Custom Facets: Extending the Framework

The facet system opens for extension. You can build domain-specific facets and register them with the framework:

use plexspaces_core::{Facet, FacetError, InterceptResult};

pub struct FraudDetectionFacet {
    threshold: f64,
}

#[async_trait]
impl Facet for FraudDetectionFacet {
    fn name(&self) -> &str { "fraud_detection" }
    fn priority(&self) -> u32 { 200 } // Run after security, before domain logic

    async fn before_method(
        &mut self, method: &str, payload: &[u8]
    ) -> Result<InterceptResult, FacetError> {
        let score = self.score_transaction(payload).await?;
        if score > self.threshold {
            return Err(FacetError::Custom("fraud_detected".into()));
        }
        Ok(InterceptResult::Continue)
    }
}

Register it once, attach it to any actor by name. This extensibility distinguishes PlexSpaces from frameworks with fixed capability sets.

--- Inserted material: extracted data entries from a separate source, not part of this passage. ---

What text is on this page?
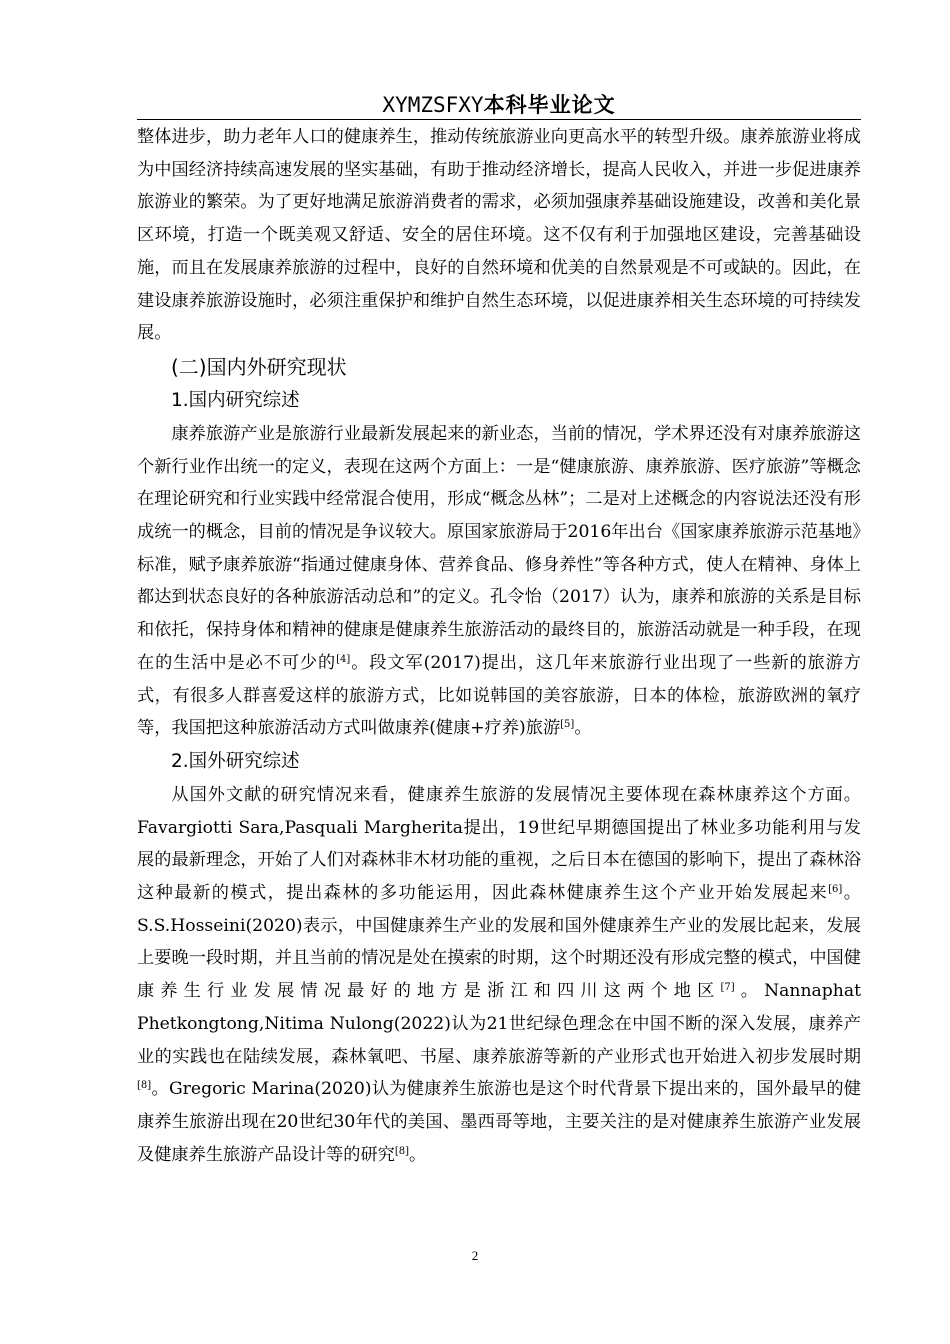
XYMZSFXY本科毕业论文

整体进步，助力老年人口的健康养生，推动传统旅游业向更高水平的转型升级。康养旅游业将成为中国经济持续高速发展的坚实基础，有助于推动经济增长，提高人民收入，并进一步促进康养旅游业的繁荣。为了更好地满足旅游消费者的需求，必须加强康养基础设施建设，改善和美化景区环境，打造一个既美观又舒适、安全的居住环境。这不仅有利于加强地区建设，完善基础设施，而且在发展康养旅游的过程中，良好的自然环境和优美的自然景观是不可或缺的。因此，在建设康养旅游设施时，必须注重保护和维护自然生态环境，以促进康养相关生态环境的可持续发展。

(二)国内外研究现状

1.国内研究综述

康养旅游产业是旅游行业最新发展起来的新业态，当前的情况，学术界还没有对康养旅游这个新行业作出统一的定义，表现在这两个方面上：一是“健康旅游、康养旅游、医疗旅游”等概念在理论研究和行业实践中经常混合使用，形成“概念丛林”；二是对上述概念的内容说法还没有形成统一的概念，目前的情况是争议较大。原国家旅游局于2016年出台《国家康养旅游示范基地》标准，赋予康养旅游“指通过健康身体、营养食品、修身养性”等各种方式，使人在精神、身体上都达到状态良好的各种旅游活动总和”的定义。孔令怡（2017）认为，康养和旅游的关系是目标和依托，保持身体和精神的健康是健康养生旅游活动的最终目的，旅游活动就是一种手段，在现在的生活中是必不可少的[4]。段文军(2017)提出，这几年来旅游行业出现了一些新的旅游方式，有很多人群喜爱这样的旅游方式，比如说韩国的美容旅游，日本的体检，旅游欧洲的氧疗等，我国把这种旅游活动方式叫做康养(健康+疗养)旅游[5]。

2.国外研究综述

从国外文献的研究情况来看，健康养生旅游的发展情况主要体现在森林康养这个方面。Favargiotti Sara,Pasquali Margherita提出，19世纪早期德国提出了林业多功能利用与发展的最新理念，开始了人们对森林非木材功能的重视，之后日本在德国的影响下，提出了森林浴这种最新的模式，提出森林的多功能运用，因此森林健康养生这个产业开始发展起来[6]。S.S.Hosseini(2020)表示，中国健康养生产业的发展和国外健康养生产业的发展比起来，发展上要晚一段时期，并且当前的情况是处在摸索的时期，这个时期还没有形成完整的模式，中国健康养生行业发展情况最好的地方是浙江和四川这两个地区[7]。Nannaphat Phetkongtong,Nitima Nulong(2022)认为21世纪绿色理念在中国不断的深入发展，康养产业的实践也在陆续发展，森林氧吧、书屋、康养旅游等新的产业形式也开始进入初步发展时期[8]。Gregoric Marina(2020)认为健康养生旅游也是这个时代背景下提出来的，国外最早的健康养生旅游出现在20世纪30年代的美国、墨西哥等地，主要关注的是对健康养生旅游产业发展及健康养生旅游产品设计等的研究[8]。

2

Hands-On: Building Actors in Three Languages

Let me show you how PlexSpaces works in practice across all three SDKs.

Python: Decorator-Based Development

from plexspaces import actor, state, handler

@actor
class CounterActor:
    count: int = state(default=0)

    @handler("increment")
    def increment(self, amount: int = 1) -> dict:
        self.count += amount
        return {"count": self.count}  # => {"count": 5}

    @handler("get")
    def get(self) -> dict:
        return {"count": self.count}  # => {"count": 5}

The SDK eliminates over 100 lines of WASM boilerplate. You declare state with state(), mark handlers with @handler, and return dictionaries. The framework handles serialization, lifecycle, and state management.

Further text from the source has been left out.